"And" Really Means "Or": the Illinois Supreme Court Rules on Card Check Legislation
December 22, 2008
The Illinois Supreme Court recently interpreted for the first time the legislation that established the card check recognition process for Illinois public sector employees. In County of DuPage et al. v. Illinois Labor Relations Board, Docket No. 105395 (12/18/08), the Court held that unions need not submit dues deduction authorization cards to achieve exclusive bargaining agent status under the Illinois Public Labor Relations Act.
A question of statutory interpretation was at the heart of this dispute. Section 9(a-5) of the Act, commonly referred to as the "card check" legislation, requires the Illinois Labor Relations Board to certify a union as an exclusive bargaining representative when that union demonstrates a showing of majority interest. The legislation expressly provides that the Board shall make its determination on the basis of "dues deduction authorization and other evidence." Under the Board’s implementing regulations, however, a union may submit "authorization cards, petitions, or any other evidence" to demonstrate that a majority of employees with to be represented by that union.

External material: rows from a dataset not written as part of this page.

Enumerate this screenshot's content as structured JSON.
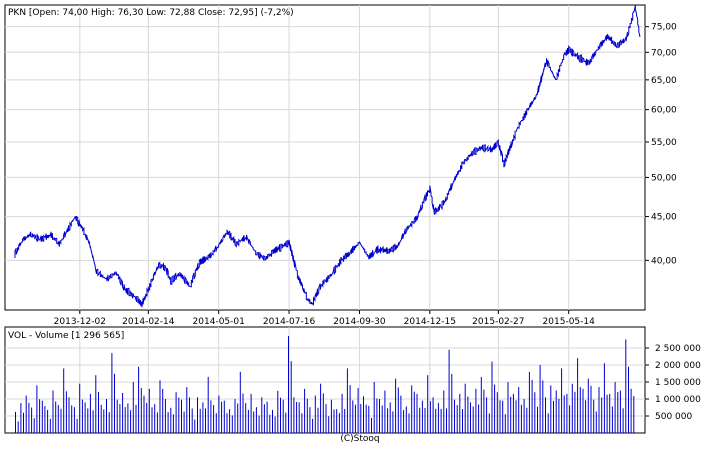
{
  "chart_data": [
    {
      "type": "line",
      "header": "PKN [Open: 74,00  High: 76,30  Low: 72,88  Close: 72,95] (-7,2%)",
      "x_tick_labels": [
        "2013-12-02",
        "2014-02-14",
        "2014-05-01",
        "2014-07-16",
        "2014-09-30",
        "2014-12-15",
        "2015-02-27",
        "2015-05-14"
      ],
      "y_tick_labels": [
        "75,00",
        "70,00",
        "65,00",
        "60,00",
        "55,00",
        "50,00",
        "45,00",
        "40,00"
      ],
      "y_ticks": [
        75,
        70,
        65,
        60,
        55,
        50,
        45,
        40
      ],
      "y_scale": "log",
      "ylim": [
        35.0,
        79.5
      ],
      "date_range": [
        "2013-09-23",
        "2015-07-30"
      ],
      "grid": true,
      "color": "#0000cc",
      "series": [
        {
          "values": [
            [
              "2013-09-23",
              40.7
            ],
            [
              "2013-10-01",
              42.2
            ],
            [
              "2013-10-10",
              42.9
            ],
            [
              "2013-10-20",
              42.3
            ],
            [
              "2013-11-01",
              42.8
            ],
            [
              "2013-11-10",
              41.8
            ],
            [
              "2013-11-20",
              43.6
            ],
            [
              "2013-11-27",
              45.0
            ],
            [
              "2013-12-05",
              43.5
            ],
            [
              "2013-12-12",
              42.0
            ],
            [
              "2013-12-20",
              38.8
            ],
            [
              "2013-12-31",
              38.0
            ],
            [
              "2014-01-10",
              38.7
            ],
            [
              "2014-01-20",
              37.0
            ],
            [
              "2014-01-31",
              36.2
            ],
            [
              "2014-02-07",
              35.5
            ],
            [
              "2014-02-14",
              37.0
            ],
            [
              "2014-02-25",
              39.5
            ],
            [
              "2014-03-05",
              39.2
            ],
            [
              "2014-03-10",
              37.8
            ],
            [
              "2014-03-20",
              38.6
            ],
            [
              "2014-03-31",
              37.3
            ],
            [
              "2014-04-10",
              39.7
            ],
            [
              "2014-04-22",
              40.5
            ],
            [
              "2014-05-01",
              41.6
            ],
            [
              "2014-05-10",
              43.2
            ],
            [
              "2014-05-20",
              41.8
            ],
            [
              "2014-05-31",
              42.6
            ],
            [
              "2014-06-10",
              40.8
            ],
            [
              "2014-06-20",
              40.2
            ],
            [
              "2014-06-30",
              41.0
            ],
            [
              "2014-07-10",
              41.6
            ],
            [
              "2014-07-16",
              42.0
            ],
            [
              "2014-07-25",
              38.5
            ],
            [
              "2014-08-05",
              36.0
            ],
            [
              "2014-08-10",
              35.6
            ],
            [
              "2014-08-20",
              37.5
            ],
            [
              "2014-08-31",
              38.5
            ],
            [
              "2014-09-10",
              40.0
            ],
            [
              "2014-09-20",
              40.8
            ],
            [
              "2014-09-30",
              42.0
            ],
            [
              "2014-10-10",
              40.3
            ],
            [
              "2014-10-20",
              41.2
            ],
            [
              "2014-10-31",
              41.0
            ],
            [
              "2014-11-10",
              41.5
            ],
            [
              "2014-11-20",
              43.5
            ],
            [
              "2014-12-01",
              44.8
            ],
            [
              "2014-12-10",
              47.3
            ],
            [
              "2014-12-15",
              48.5
            ],
            [
              "2014-12-20",
              45.5
            ],
            [
              "2014-12-31",
              46.8
            ],
            [
              "2015-01-10",
              49.5
            ],
            [
              "2015-01-20",
              52.0
            ],
            [
              "2015-01-31",
              53.5
            ],
            [
              "2015-02-10",
              54.2
            ],
            [
              "2015-02-20",
              53.8
            ],
            [
              "2015-02-27",
              55.0
            ],
            [
              "2015-03-05",
              51.8
            ],
            [
              "2015-03-10",
              53.5
            ],
            [
              "2015-03-20",
              57.2
            ],
            [
              "2015-03-31",
              60.0
            ],
            [
              "2015-04-10",
              62.5
            ],
            [
              "2015-04-20",
              68.5
            ],
            [
              "2015-04-30",
              65.0
            ],
            [
              "2015-05-10",
              69.8
            ],
            [
              "2015-05-14",
              70.5
            ],
            [
              "2015-05-25",
              69.0
            ],
            [
              "2015-06-05",
              68.0
            ],
            [
              "2015-06-15",
              70.8
            ],
            [
              "2015-06-25",
              73.0
            ],
            [
              "2015-07-05",
              71.2
            ],
            [
              "2015-07-15",
              72.5
            ],
            [
              "2015-07-25",
              79.0
            ],
            [
              "2015-07-30",
              72.95
            ]
          ]
        }
      ]
    },
    {
      "type": "bar",
      "header": "VOL - Volume [1 296 565]",
      "y_tick_labels": [
        "2 500 000",
        "2 000 000",
        "1 500 000",
        "1 000 000",
        "500 000"
      ],
      "y_ticks": [
        2500000,
        2000000,
        1500000,
        1000000,
        500000
      ],
      "ylim": [
        0,
        3000000
      ],
      "grid": true,
      "color": "#0000cc",
      "series": [
        {
          "values": [
            620000,
            880000,
            1100000,
            750000,
            1400000,
            950000,
            680000,
            1250000,
            820000,
            1900000,
            1050000,
            760000,
            1450000,
            900000,
            1150000,
            1700000,
            830000,
            1000000,
            2350000,
            980000,
            1180000,
            870000,
            1500000,
            1950000,
            1100000,
            1300000,
            850000,
            1550000,
            1000000,
            740000,
            1200000,
            980000,
            1350000,
            720000,
            1050000,
            900000,
            1650000,
            820000,
            1100000,
            950000,
            700000,
            1000000,
            1800000,
            880000,
            1150000,
            760000,
            1050000,
            920000,
            680000,
            1240000,
            980000,
            2850000,
            1050000,
            900000,
            1300000,
            760000,
            1100000,
            1450000,
            850000,
            980000,
            700000,
            1150000,
            1900000,
            960000,
            1320000,
            1080000,
            800000,
            1500000,
            1000000,
            1250000,
            900000,
            1600000,
            1100000,
            780000,
            1400000,
            1150000,
            950000,
            1700000,
            1050000,
            880000,
            1250000,
            2450000,
            980000,
            1150000,
            1450000,
            900000,
            1300000,
            1650000,
            1050000,
            2100000,
            1200000,
            950000,
            1500000,
            1150000,
            1350000,
            1000000,
            1800000,
            1200000,
            2000000,
            1050000,
            1400000,
            1250000,
            1900000,
            1150000,
            1450000,
            2200000,
            1300000,
            1600000,
            980000,
            1350000,
            2050000,
            1150000,
            1500000,
            1250000,
            2750000,
            1300000
          ]
        }
      ]
    }
  ],
  "footer": "(C)Stooq"
}
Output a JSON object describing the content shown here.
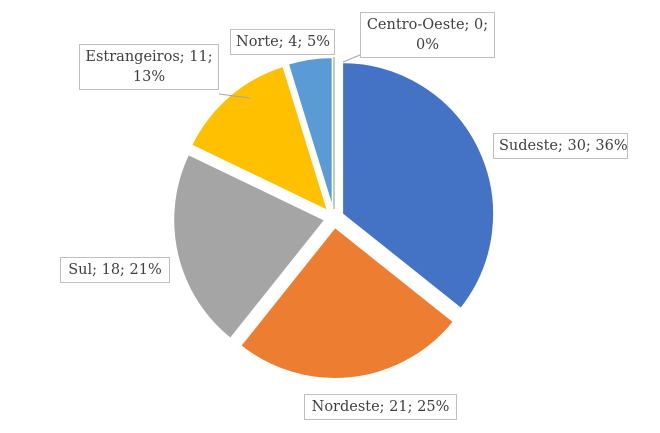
{
  "chart_data": {
    "type": "pie",
    "title": "",
    "slices": [
      {
        "category": "Sudeste",
        "value": 30,
        "percent": "36%",
        "color": "#4472C4"
      },
      {
        "category": "Nordeste",
        "value": 21,
        "percent": "25%",
        "color": "#ED7D31"
      },
      {
        "category": "Sul",
        "value": 18,
        "percent": "21%",
        "color": "#A5A5A5"
      },
      {
        "category": "Estrangeiros",
        "value": 11,
        "percent": "13%",
        "color": "#FFC000"
      },
      {
        "category": "Norte",
        "value": 4,
        "percent": "5%",
        "color": "#5B9BD5"
      },
      {
        "category": "Centro-Oeste",
        "value": 0,
        "percent": "0%",
        "color": "#70AD47"
      }
    ],
    "labels": {
      "sudeste": "Sudeste; 30; 36%",
      "nordeste": "Nordeste; 21; 25%",
      "sul": "Sul; 18; 21%",
      "estrangeiros_line1": "Estrangeiros; 11;",
      "estrangeiros_line2": "13%",
      "norte": "Norte; 4; 5%",
      "centro_line1": "Centro-Oeste; 0;",
      "centro_line2": "0%"
    }
  }
}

In County of DuPage, the Employer argued that the legislation clearly requires the Union to submit both dues deduction authorization cards and some other evidence of majority support. In other words, "and" as used in the statute meant precisely that -- "and," or additional. The Board, on the other hand, argued that the legislature really intended "and" to mean "or," and that any one type of evidence demonstrating majority support is all that is required by the statute.
Although the Court found both arguments meritorious, it ultimately sided with the Board, finding support for its interpretation in the legislative history. The sponsors of the legislation had emphasized their intent to provide an alternative to the "lengthy and cumbersome" statutory election procedure. In the Court's view, requiring two forms of evidence -- as the Employer argued -- would have complicated the simple card check procedure envisioned by the legislature. As a result, "and," as used in the Illinois card check legislation, really meant "or," and the Board's regulations permitting any one form of evidence to be submitted in card check cases were valid.
Justices Thomas, Garman and Karmeier dissented, stating that "and" is presumed to be used in its customary conjunctive sense, and that the legislature could have intended that the less reliable card check method be supported by two forms of evidence demonstrating majority support. All of the justices agreed, however, that public employers are not entitled to inspect or review the showing of majority support submitted in card check cases.
This case validated the card check process in Illinois, as established by the Board's implementing regulations. It also foreshadows the debate between labor and management regarding the Employee Free Choice Act, which would permit card check recognition in the private sector.